Die Europäische Zentralbank (EZB) und die amerikanische Notenbank (Fed) befinden sich aus unterschiedlichen Gründen in einem erheblichen Spannungsfeld.
Die EZB mutiert zum Staatsfinanzierer
Die Währungshüter im Franfurter Eurotower kündigten neue geldpolitische Lockerungen an. Nebst den Rezessionssorgen, scheinen hier vor allem die Schuldentragfähigkeit diverser europäischer Staatshaushalte im Vordergrund zu stehen. Unter dem Eindruck jüngst deutlich gesunkener Steuereinnahmen scheint die Damen und Herren Notenbanker eine gewisse Panik zu befallen.
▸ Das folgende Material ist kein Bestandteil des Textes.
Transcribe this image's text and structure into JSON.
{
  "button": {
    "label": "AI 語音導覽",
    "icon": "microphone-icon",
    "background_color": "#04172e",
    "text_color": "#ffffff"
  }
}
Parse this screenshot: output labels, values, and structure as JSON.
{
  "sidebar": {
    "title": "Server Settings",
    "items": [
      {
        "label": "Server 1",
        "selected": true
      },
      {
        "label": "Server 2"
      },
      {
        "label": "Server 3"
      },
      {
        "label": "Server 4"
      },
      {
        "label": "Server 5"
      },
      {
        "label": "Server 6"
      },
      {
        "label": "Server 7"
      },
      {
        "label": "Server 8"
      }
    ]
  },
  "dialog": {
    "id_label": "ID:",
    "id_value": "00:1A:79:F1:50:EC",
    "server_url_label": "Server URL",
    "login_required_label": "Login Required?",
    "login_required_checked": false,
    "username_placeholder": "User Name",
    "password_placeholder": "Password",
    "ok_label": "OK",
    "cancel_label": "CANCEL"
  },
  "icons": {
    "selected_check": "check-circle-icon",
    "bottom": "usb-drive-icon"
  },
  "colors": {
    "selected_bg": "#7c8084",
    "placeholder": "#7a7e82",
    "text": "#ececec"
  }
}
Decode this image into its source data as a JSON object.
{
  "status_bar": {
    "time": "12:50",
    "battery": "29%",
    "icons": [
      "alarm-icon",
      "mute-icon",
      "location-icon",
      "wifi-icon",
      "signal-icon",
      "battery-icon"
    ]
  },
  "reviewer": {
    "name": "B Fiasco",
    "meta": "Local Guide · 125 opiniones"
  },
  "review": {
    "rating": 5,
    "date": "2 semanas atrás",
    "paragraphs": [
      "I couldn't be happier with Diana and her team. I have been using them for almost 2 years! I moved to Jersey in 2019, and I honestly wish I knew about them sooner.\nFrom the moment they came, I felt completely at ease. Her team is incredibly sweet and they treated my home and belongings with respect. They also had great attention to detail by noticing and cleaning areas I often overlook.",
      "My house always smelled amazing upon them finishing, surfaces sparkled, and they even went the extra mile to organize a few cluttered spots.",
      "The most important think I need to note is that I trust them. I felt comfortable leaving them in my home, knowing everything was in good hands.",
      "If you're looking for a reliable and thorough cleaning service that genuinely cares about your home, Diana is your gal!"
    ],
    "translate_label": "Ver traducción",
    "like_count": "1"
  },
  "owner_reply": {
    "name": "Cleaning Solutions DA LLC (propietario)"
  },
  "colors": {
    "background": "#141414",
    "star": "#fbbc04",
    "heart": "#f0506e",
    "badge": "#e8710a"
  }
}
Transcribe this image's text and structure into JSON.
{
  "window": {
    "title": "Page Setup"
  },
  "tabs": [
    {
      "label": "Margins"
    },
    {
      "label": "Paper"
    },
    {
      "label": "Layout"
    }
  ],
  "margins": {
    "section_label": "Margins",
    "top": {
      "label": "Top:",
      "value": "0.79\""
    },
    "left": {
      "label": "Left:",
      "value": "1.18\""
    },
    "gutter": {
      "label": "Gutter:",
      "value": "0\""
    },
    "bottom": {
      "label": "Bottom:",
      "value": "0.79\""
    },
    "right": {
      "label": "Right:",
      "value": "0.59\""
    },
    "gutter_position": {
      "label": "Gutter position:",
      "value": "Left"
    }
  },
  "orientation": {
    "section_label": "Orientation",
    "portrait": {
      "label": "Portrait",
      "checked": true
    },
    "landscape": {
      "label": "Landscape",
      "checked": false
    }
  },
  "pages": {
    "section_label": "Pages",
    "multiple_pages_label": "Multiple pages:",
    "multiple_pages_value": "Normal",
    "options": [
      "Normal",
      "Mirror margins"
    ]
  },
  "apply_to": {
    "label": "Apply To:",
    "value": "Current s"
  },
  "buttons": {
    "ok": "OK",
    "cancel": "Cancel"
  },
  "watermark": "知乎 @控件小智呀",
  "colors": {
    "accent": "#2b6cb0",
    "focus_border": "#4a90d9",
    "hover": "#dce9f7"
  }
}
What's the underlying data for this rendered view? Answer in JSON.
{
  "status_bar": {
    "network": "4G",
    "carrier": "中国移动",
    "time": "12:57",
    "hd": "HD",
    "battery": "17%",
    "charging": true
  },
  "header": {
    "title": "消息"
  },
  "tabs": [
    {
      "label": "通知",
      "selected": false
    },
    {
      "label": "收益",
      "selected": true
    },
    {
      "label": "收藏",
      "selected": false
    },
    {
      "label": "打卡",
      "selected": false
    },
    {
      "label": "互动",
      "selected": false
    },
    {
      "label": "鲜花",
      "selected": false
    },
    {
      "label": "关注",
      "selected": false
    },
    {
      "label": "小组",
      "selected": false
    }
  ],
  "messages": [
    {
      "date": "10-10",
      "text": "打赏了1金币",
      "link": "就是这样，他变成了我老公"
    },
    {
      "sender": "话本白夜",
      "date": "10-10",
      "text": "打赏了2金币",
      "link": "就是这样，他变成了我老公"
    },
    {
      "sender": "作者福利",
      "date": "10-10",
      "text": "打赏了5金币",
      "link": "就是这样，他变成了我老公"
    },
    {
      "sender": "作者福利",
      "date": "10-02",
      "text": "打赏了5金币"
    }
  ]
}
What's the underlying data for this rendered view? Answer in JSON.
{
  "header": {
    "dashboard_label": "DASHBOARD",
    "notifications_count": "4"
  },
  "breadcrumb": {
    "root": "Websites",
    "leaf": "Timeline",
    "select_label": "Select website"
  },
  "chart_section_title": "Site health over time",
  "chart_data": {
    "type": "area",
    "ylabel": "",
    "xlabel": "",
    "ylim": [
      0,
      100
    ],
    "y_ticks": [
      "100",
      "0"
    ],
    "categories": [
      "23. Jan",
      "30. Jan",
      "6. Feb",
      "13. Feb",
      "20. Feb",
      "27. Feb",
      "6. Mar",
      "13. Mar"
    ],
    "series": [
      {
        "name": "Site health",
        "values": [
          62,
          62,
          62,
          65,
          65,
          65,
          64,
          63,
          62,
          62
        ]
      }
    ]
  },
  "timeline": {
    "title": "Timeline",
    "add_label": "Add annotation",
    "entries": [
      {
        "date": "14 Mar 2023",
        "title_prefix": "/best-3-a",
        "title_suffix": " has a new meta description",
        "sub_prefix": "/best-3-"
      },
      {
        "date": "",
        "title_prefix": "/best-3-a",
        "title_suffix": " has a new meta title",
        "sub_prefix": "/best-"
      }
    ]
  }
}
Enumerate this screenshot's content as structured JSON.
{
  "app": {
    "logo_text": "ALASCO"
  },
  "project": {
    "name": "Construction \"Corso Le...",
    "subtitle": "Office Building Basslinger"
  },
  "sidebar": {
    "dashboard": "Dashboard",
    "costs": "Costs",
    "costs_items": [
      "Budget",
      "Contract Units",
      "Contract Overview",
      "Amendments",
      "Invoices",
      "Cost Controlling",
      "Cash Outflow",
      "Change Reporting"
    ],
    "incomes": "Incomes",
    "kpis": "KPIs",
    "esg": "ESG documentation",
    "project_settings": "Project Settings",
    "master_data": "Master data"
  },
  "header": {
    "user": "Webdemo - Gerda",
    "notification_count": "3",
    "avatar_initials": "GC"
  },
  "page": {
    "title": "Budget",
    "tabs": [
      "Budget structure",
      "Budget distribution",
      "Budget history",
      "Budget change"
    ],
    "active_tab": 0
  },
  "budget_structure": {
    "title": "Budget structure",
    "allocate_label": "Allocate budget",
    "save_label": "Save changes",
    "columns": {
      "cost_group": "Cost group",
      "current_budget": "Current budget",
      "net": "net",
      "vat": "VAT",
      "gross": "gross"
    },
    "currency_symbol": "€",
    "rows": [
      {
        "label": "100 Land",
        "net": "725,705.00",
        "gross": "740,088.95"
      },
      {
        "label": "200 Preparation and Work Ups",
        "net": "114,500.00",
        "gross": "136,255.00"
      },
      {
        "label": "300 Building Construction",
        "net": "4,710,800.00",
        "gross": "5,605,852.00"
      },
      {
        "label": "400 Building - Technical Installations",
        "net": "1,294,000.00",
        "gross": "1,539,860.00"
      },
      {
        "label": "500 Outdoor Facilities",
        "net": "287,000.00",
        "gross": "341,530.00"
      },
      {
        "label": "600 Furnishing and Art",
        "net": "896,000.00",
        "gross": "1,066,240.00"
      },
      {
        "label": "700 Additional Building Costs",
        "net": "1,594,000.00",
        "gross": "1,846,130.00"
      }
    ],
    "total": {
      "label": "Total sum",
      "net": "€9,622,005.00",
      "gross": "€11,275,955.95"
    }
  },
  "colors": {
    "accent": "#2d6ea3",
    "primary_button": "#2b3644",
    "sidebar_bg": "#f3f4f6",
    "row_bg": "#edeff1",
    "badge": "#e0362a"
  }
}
Da die Notenbank ihren extremen Krisenleitzins trotz jahrelanger Konjunkturhausse gehalten hat, ist der Verdacht vielmehr erhärtet, dass sie (auch) andere Ziele verfolgt. Mit der offenbar bevorstehenden Durchsetzung von Negativ- und Tiefstzinsen zielt die EZB daher wohl auf zweierlei ab: die seit der Finanzkrise 2008 bei Privathaushalten, Staaten und Unternehmen gestiegenen Schulden zu beherrschen und Vermögensverluste zu vermeiden. Die niedrige Inflationsrate sehen wir daher als Vorwand, um neue expansive Impulse zu setzen. Die schädlichen Nebenwirkungen dieser Geldpolitik werden wohl zunehmen. Hierzu zählen wir vor allem einen geringen Reformwillen von Regierungen, fehlallokierte Kredite, belastete Banken und Vorsorgeeinrichtungen und ein für den Lohnanstieg gefährlich niedriges Produktivitätswachstum.
Die Pferde stehen im Wasser und saufen nicht
Das Zinsniveau ist nun mal bereits derart niedrig, dass neue Investitionsprojekte von weiteren Basispunkten nicht mehr angeschoben werden dürften. Ihnen stehen vielmehr stark getrübte Absatzerwartungen aufgrund der beständig sinkenden Auslandsnachfrage entgegen. Ähnlich verhält es sich bei der Inflationsrate: Gegen strukturell dämpfende Effekte, wie sie etwa seitens der Globalisierung, Digitalisierung und Demografie bestehen, ist die EZB machtlos. Mit neuen Lockerungen würde sie wachstums- und inflationsseitig also ein totes Pferd reiten.
Fed-Chef Jerome Powell im Kreuzfeuer der Kritik von Donald Trump
Nachfolgend ein Tweet von Herrn Trump vom 21.08.2019:
„…Doing great with China and other Trade Deals. The only problem we have is Jay Powell and the Fed. He’s like a golfer who can’t putt, has no touch. Big U.S. growth if he does the right thing, BIG CUT – but don’t count on him! So far he has called it wrong, and only let us down….“
(Wir erzielen Erfolge mit China und anderen Handelsvereinbarungen. Das einzige Problem, das wir haben, ist Jay Powell und die Fed. Er ist wie ein Golfer, der nicht putten kann und kein Gefühl hat. Großes Wachstum in den USA, wenn er das Richtige tut, Große Zinssenkung – aber zählen Sie nicht auf ihn! Bisher hat er nicht genug unternommen und uns nur im Stich gelassen …)
Auch frühere US Präsidenten versuchten die Notenbank zu beeinflussen und ihre Chancen auf eine Wiederwahl mit einer lockeren Geldpolitik zu erhöhen. Allerdings wurde dies kaum in der Öffentlichkeit ausgetragen und bestimmt nicht derart unter der Gürtellinie.
Die Fed muss sehr aufpassen, dass sie ihre Unabhängigkeit mit Zähnen und Klauen verteidigt. Die aktuellen Wirtschaftsdaten aus Amerika, mit einem extrem robusten Arbeitsmarkt und fast unglaublich stabilen Konsumausgaben, würden eine Serie von (weiteren) Zinssenkungen absolut nicht rechtfertigen. Mit großer Spannung wird auf die heutige Rede von Jerome Powell auf dem Notenbanksympoium in Jackson Hole, Wyoming, gewartet.
Fazit: die Notenbanken stehen im Blickpunkt der Finanzmärkte, wie kaum jemals zuvor in der Geschichte. Ohne immer neue Massen von billigem Notenbankgeld droht das ganze Schuldengebilde in sich zusammen zu fallen. Mag sein, dass dies auch weiterhin irgendwie funktioniert. Der Point of no return ist vermutlich bereits überschritten.